# Can't access website using IP Address



## NolanJB

I am a network operator for a church and I am trying to solve a problem as to why they cannot access their website at the church but can access it anywhere else.

I tried to access the website using the ip address to it, but it does not work. The 'Page cannot be found' page comes up and in the title bar it says 'HTTP 400 - Bad Request'. This problem happens whether you're at the church or not.

Does anyone have any ideas as to why you can't access the website using the ip address?

The website is http://www.fbc-fortsmith.org
The ip address for the site is http://66.216.186.2/


----------



## Wozer

because the IP address 'hosts' the website...by using the IP addy you are trying to access the computer, not the web page...at least that's the way my rather uneducated brain spells it out...


----------



## NolanJB

The IP address is the actual address of the URL. The name 'fbc-fortsmith.org' is actually '66.216.186.2'. It's just an easier way to remember the website instead of having to remember all those numbers.

Like Google.com

This will take you to the Google home page http://www.google.com
This will also take you to the Google home page http://216.239.57.99/

So 66.216.186.2 should take you to www.fbc-fortsmith.org

But it doesn't...

One thing I didn't mention... The webmaster for that website just changed web companies for that site. This may have something to do with it, but I don't know what... Any Ideas?


----------



## BMR777

> One thing I didn't mention... The webmaster for that website just changed web companies for that site.
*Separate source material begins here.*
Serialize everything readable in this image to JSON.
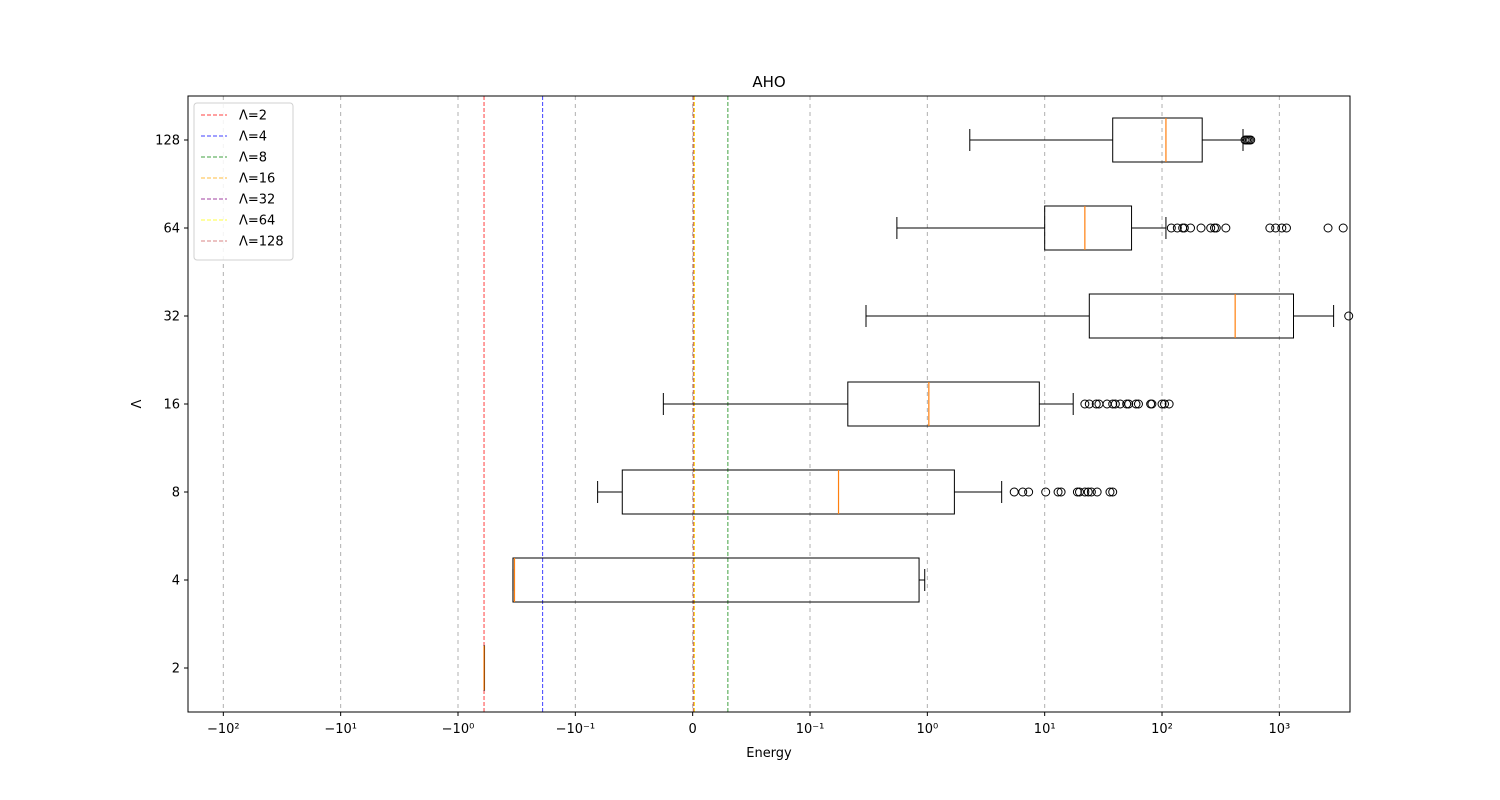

Well, this makes me think that the new company may be hosting the site, and they may have forwarded the domain name to the new host. Maybe make sure that the domain name is pointed at the IP address.

Also, I clicked the "Powered by Intellisite" at the bottom of the page, and I clicked "Solutions for Churches". Here is what I got:

http://www.christianchurchwebsites.com/

You will notice:


> Hosting – We host your website at our state-of-the-art facilities.


Also, what are you using to serve the webpage? IIS or third party app? Also, do you have a server or just a PC acting as a server?

Hope it helps
BMR777


----------



## LoneWolf071

so if i am to understand it, the website that hosts the site can't connect to itself?


----------